Sunday, August 06, 2006

The game of champions.


This evening, I had the opportunity to play one of my favorite games for the first time in years. I think that it's safe to say that I haven't opened my vinyl-covered backgammon set since the night, five days before my dissertation was due, that my now-visiting soon-to-be-Chicagoan friend came over to help ensure that I'd eat my dinner and not feel utterly despondent. He kicked my ass in backgammon, too, but I was wound so tightly regarding the dissertation that (for once) I didn't mind. Tonight, we broke out the old set and went to town.

My first encounters with backgammon came when I arrived at Kenyon as a student. In the early 1990s, the Kenyon bookstore was still a site of, among other things, near-constant backgammon games. (Now, the backgammon sets are still around, but they're not actively played; I don't think I've seen a game since I arrived here as faculty.) The game always mystified me; it seemed to require some kind of occult knowledge. Not until I visited my father's best friend in Florida, in summer 2000, did I have an occasion to learn the game. During that trip, I kept finding my father's friend playing backgammon with his computer in the mornings. Eventually, I started watching what he was doing. Then, he told me how to play. I played the computer a few times. Then, we hunted out his old backgammon board. He defeated me a few times.
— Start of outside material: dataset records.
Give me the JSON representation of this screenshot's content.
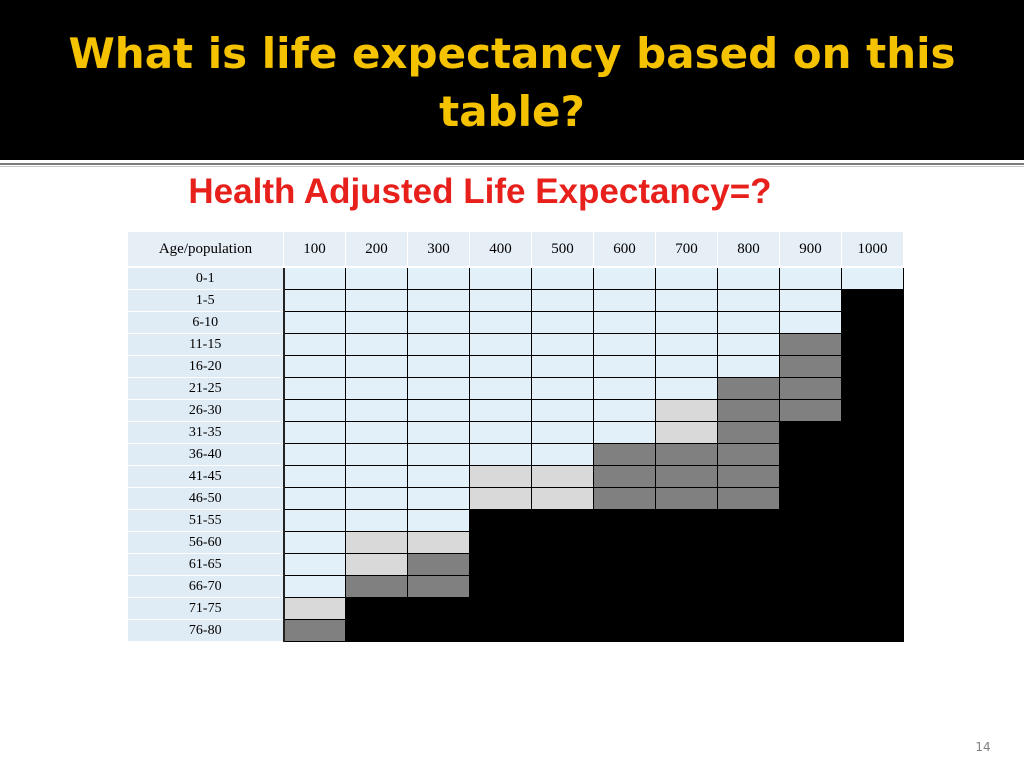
{
  "slide": {
    "title": "What is life expectancy based on this table?",
    "subtitle": "Health Adjusted Life Expectancy=?",
    "page_number": "14"
  },
  "colors": {
    "title_bg": "#000000",
    "title_text": "#f5c200",
    "subtitle_text": "#e8201c",
    "L": "#e2f0f9",
    "S": "#d9d9d9",
    "G": "#808080",
    "B": "#000000"
  },
  "legend_codes": {
    "L": "healthy (light blue)",
    "S": "light gray",
    "G": "dark gray",
    "B": "black"
  },
  "table": {
    "corner_label": "Age/population",
    "populations": [
      "100",
      "200",
      "300",
      "400",
      "500",
      "600",
      "700",
      "800",
      "900",
      "1000"
    ],
    "rows": [
      {
        "age": "0-1",
        "cells": [
          "L",
          "L",
          "L",
          "L",
          "L",
          "L",
          "L",
          "L",
          "L",
          "L"
        ]
      },
      {
        "age": "1-5",
        "cells": [
          "L",
          "L",
          "L",
          "L",
          "L",
          "L",
          "L",
          "L",
          "L",
          "B"
        ]
      },
      {
        "age": "6-10",
        "cells": [
          "L",
          "L",
          "L",
          "L",
          "L",
          "L",
          "L",
          "L",
          "L",
          "B"
        ]
      },
      {
        "age": "11-15",
        "cells": [
          "L",
          "L",
          "L",
          "L",
          "L",
          "L",
          "L",
          "L",
          "G",
          "B"
        ]
      },
      {
        "age": "16-20",
        "cells": [
          "L",
          "L",
          "L",
          "L",
          "L",
          "L",
          "L",
          "L",
          "G",
          "B"
        ]
      },
      {
        "age": "21-25",
        "cells": [
          "L",
          "L",
          "L",
          "L",
          "L",
          "L",
          "L",
          "G",
          "G",
          "B"
        ]
      },
      {
        "age": "26-30",
        "cells": [
          "L",
          "L",
          "L",
          "L",
          "L",
          "L",
          "S",
          "G",
          "G",
          "B"
        ]
      },
      {
        "age": "31-35",
        "cells": [
          "L",
          "L",
          "L",
          "L",
          "L",
          "L",
          "S",
          "G",
          "B",
          "B"
        ]
      },
      {
        "age": "36-40",
        "cells": [
          "L",
          "L",
          "L",
          "L",
          "L",
          "G",
          "G",
          "G",
          "B",
          "B"
        ]
      },
      {
        "age": "41-45",
        "cells": [
          "L",
          "L",
          "L",
          "S",
          "S",
          "G",
          "G",
          "G",
          "B",
          "B"
        ]
      },
      {
        "age": "46-50",
        "cells": [
          "L",
          "L",
          "L",
          "S",
          "S",
          "G",
          "G",
          "G",
          "B",
          "B"
        ]
      },
      {
        "age": "51-55",
        "cells": [
          "L",
          "L",
          "L",
          "B",
          "B",
          "B",
          "B",
          "B",
          "B",
          "B"
        ]
      },
      {
        "age": "56-60",
        "cells": [
          "L",
          "S",
          "S",
          "B",
          "B",
          "B",
          "B",
          "B",
          "B",
          "B"
        ]
      },
      {
        "age": "61-65",
        "cells": [
          "L",
          "S",
          "G",
          "B",
          "B",
          "B",
          "B",
          "B",
          "B",
          "B"
        ]
      },
      {
        "age": "66-70",
        "cells": [
          "L",
          "G",
          "G",
          "B",
          "B",
          "B",
          "B",
          "B",
          "B",
          "B"
        ]
      },
      {
        "age": "71-75",
        "cells": [
          "S",
          "B",
          "B",
          "B",
          "B",
          "B",
          "B",
          "B",
          "B",
          "B"
        ]
      },
      {
        "age": "76-80",
        "cells": [
          "G",
          "B",
          "B",
          "B",
          "B",
          "B",
          "B",
          "B",
          "B",
          "B"
        ]
      }
    ]
  }
}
But then I had it.

As soon as I returned to Ithaca, I bought myself a board--a really cheesy, over-the-top bad-vinyl board (a cheesier, cheaper version of the one you see above). It is two-tone brown, with a plastic handle and garish brass clasps. As soon as he arrived for the summer, I taught my then-somebody how to play. He always played the kidney-bean-colored pieces; I was always the ivory-colored pieces. We bought a notebook and kept score. We used the doubling die to great effect, sometimes building our games up to 32 or 64 points each. We would play for hours, racking up point totals well into the hundreds, sprawled out across my living room floor on hot Ithaca summer days. We took the backgammon set to the laundromat. I have never had such exceptional laundry experiences (except for the previous summer, when our game was mancala).
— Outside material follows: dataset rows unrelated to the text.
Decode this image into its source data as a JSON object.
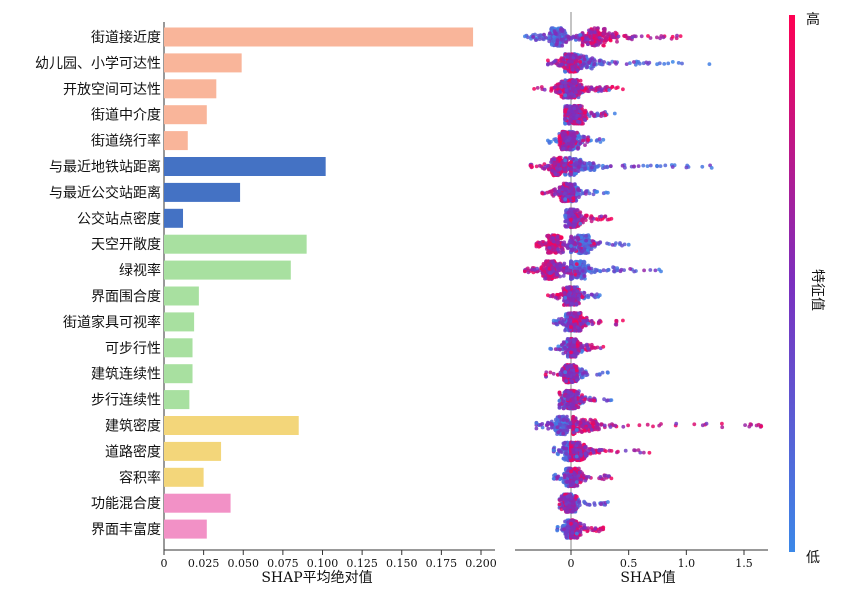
{
  "chart_data": [
    {
      "type": "bar",
      "orientation": "horizontal",
      "xlabel": "SHAP平均绝对值",
      "xlim": [
        0,
        0.2
      ],
      "xticks": [
        "0",
        "0.025",
        "0.050",
        "0.075",
        "0.100",
        "0.125",
        "0.150",
        "0.175",
        "0.200"
      ],
      "categories": [
        "街道接近度",
        "幼儿园、小学可达性",
        "开放空间可达性",
        "街道中介度",
        "街道绕行率",
        "与最近地铁站距离",
        "与最近公交站距离",
        "公交站点密度",
        "天空开敞度",
        "绿视率",
        "界面围合度",
        "街道家具可视率",
        "可步行性",
        "建筑连续性",
        "步行连续性",
        "建筑密度",
        "道路密度",
        "容积率",
        "功能混合度",
        "界面丰富度"
      ],
      "values": [
        0.195,
        0.049,
        0.033,
        0.027,
        0.015,
        0.102,
        0.048,
        0.012,
        0.09,
        0.08,
        0.022,
        0.019,
        0.018,
        0.018,
        0.016,
        0.085,
        0.036,
        0.025,
        0.042,
        0.027
      ],
      "groups": [
        {
          "name": "street-network",
          "color": "#f9b59a",
          "indices": [
            0,
            1,
            2,
            3,
            4
          ]
        },
        {
          "name": "transit",
          "color": "#4472c4",
          "indices": [
            5,
            6,
            7
          ]
        },
        {
          "name": "perception",
          "color": "#a8e0a0",
          "indices": [
            8,
            9,
            10,
            11,
            12,
            13,
            14
          ]
        },
        {
          "name": "building-form",
          "color": "#f3d67a",
          "indices": [
            15,
            16,
            17
          ]
        },
        {
          "name": "function",
          "color": "#f291c6",
          "indices": [
            18,
            19
          ]
        }
      ]
    },
    {
      "type": "scatter",
      "subtype": "beeswarm",
      "xlabel": "SHAP值",
      "xlim": [
        -0.4,
        1.7
      ],
      "xticks": [
        "0",
        "0.5",
        "1.0",
        "1.5"
      ],
      "series": [
        {
          "feature": "街道接近度",
          "low_range": [
            -0.4,
            0.08
          ],
          "high_range": [
            0.1,
            0.95
          ],
          "low_center": -0.12,
          "high_center": 0.22
        },
        {
          "feature": "幼儿园、小学可达性",
          "low_range": [
            -0.05,
            1.2
          ],
          "high_range": [
            -0.2,
            0.08
          ],
          "low_center": 0.05,
          "high_center": 0.0
        },
        {
          "feature": "开放空间可达性",
          "low_range": [
            -0.05,
            0.33
          ],
          "high_range": [
            -0.32,
            0.45
          ],
          "low_center": 0.0,
          "high_center": -0.02
        },
        {
          "feature": "街道中介度",
          "low_range": [
            -0.05,
            0.38
          ],
          "high_range": [
            -0.05,
            0.3
          ],
          "low_center": 0.0,
          "high_center": 0.05
        },
        {
          "feature": "街道绕行率",
          "low_range": [
            -0.2,
            0.28
          ],
          "high_range": [
            -0.1,
            0.15
          ],
          "low_center": 0.0,
          "high_center": -0.05
        },
        {
          "feature": "与最近地铁站距离",
          "low_range": [
            -0.05,
            1.22
          ],
          "high_range": [
            -0.35,
            0.0
          ],
          "low_center": 0.02,
          "high_center": -0.12
        },
        {
          "feature": "与最近公交站距离",
          "low_range": [
            -0.05,
            0.32
          ],
          "high_range": [
            -0.25,
            0.02
          ],
          "low_center": 0.0,
          "high_center": -0.05
        },
        {
          "feature": "公交站点密度",
          "low_range": [
            -0.05,
            0.08
          ],
          "high_range": [
            0.0,
            0.35
          ],
          "low_center": 0.0,
          "high_center": 0.02
        },
        {
          "feature": "天空开敞度",
          "low_range": [
            0.0,
            0.5
          ],
          "high_range": [
            -0.3,
            0.2
          ],
          "low_center": 0.1,
          "high_center": -0.15
        },
        {
          "feature": "绿视率",
          "low_range": [
            0.0,
            0.78
          ],
          "high_range": [
            -0.4,
            0.05
          ],
          "low_center": 0.05,
          "high_center": -0.18
        },
        {
          "feature": "界面围合度",
          "low_range": [
            -0.05,
            0.25
          ],
          "high_range": [
            -0.2,
            0.1
          ],
          "low_center": 0.02,
          "high_center": -0.02
        },
        {
          "feature": "街道家具可视率",
          "low_range": [
            -0.15,
            0.15
          ],
          "high_range": [
            0.0,
            0.45
          ],
          "low_center": 0.0,
          "high_center": 0.03
        },
        {
          "feature": "可步行性",
          "low_range": [
            -0.18,
            0.1
          ],
          "high_range": [
            0.0,
            0.28
          ],
          "low_center": 0.0,
          "high_center": 0.02
        },
        {
          "feature": "建筑连续性",
          "low_range": [
            -0.05,
            0.32
          ],
          "high_range": [
            -0.22,
            0.05
          ],
          "low_center": 0.0,
          "high_center": -0.02
        },
        {
          "feature": "步行连续性",
          "low_range": [
            -0.1,
            0.35
          ],
          "high_range": [
            -0.1,
            0.2
          ],
          "low_center": 0.0,
          "high_center": 0.01
        },
        {
          "feature": "建筑密度",
          "low_range": [
            -0.3,
            0.05
          ],
          "high_range": [
            0.02,
            1.65
          ],
          "low_center": -0.08,
          "high_center": 0.05
        },
        {
          "feature": "道路密度",
          "low_range": [
            -0.15,
            0.05
          ],
          "high_range": [
            0.0,
            0.68
          ],
          "low_center": -0.02,
          "high_center": 0.05
        },
        {
          "feature": "容积率",
          "low_range": [
            -0.15,
            0.05
          ],
          "high_range": [
            0.0,
            0.35
          ],
          "low_center": -0.02,
          "high_center": 0.03
        },
        {
          "feature": "功能混合度",
          "low_range": [
            -0.1,
            0.32
          ],
          "high_range": [
            -0.1,
            0.05
          ],
          "low_center": 0.0,
          "high_center": -0.03
        },
        {
          "feature": "界面丰富度",
          "low_range": [
            -0.12,
            0.05
          ],
          "high_range": [
            0.0,
            0.28
          ],
          "low_center": -0.02,
          "high_center": 0.03
        }
      ],
      "colorbar": {
        "label": "特征值",
        "high_label": "高",
        "low_label": "低",
        "high_color": "#ff0052",
        "mid_color": "#7b2fbf",
        "low_color": "#3b88e8"
      }
    }
  ]
}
There's something extremely satisfying about my backgammon set: its pieces are perfectly weighted and deliciously smooth. They make perfect clicking sounds as they're raced around the board, powered by the sometimes frustrating, sometimes delightful interplay of skill and fortune. The dice cups are covered in yet more brown vinyl. I even have a trusty backgammon book, a gift from that then-somebody, that lives in the backgammon case, for easy reference.

What I'm trying to say, overall, is that I would love this game even if it weren't mentioned in Middlemarch--though George Eliot's notice is a powerful recommendation, as well (even though, as I recall, the allusion isn't one that makes backgammon sound like the best of pursuits--which, of course, in the grand scheme of things, it's not).

Now that I am back into the game, I suspect that tomorrow may turn out to be an all-day backgammon marathon--and that I may be twisting others' arms, forcing them to learn the game so that I don't have to wait another three years for my next match. (If you're one of my local readers, you may want to watch out: if you see me prowling the streets of Gambier with what looks like a tiny, striped vinyl briefcase in hand, I may be heading your way for a match-up, whether or not you already know the game.)

source for tonight's images: Wikipedia's backgammon entry.

1 Comments:

Blogger Thomas Knauer said...

Seeing as the wife and I play almost daily, you always have a match with either of us. In fact, if you come visit once we are in that elusiv house, I can guarantee you extensive backgammon fun.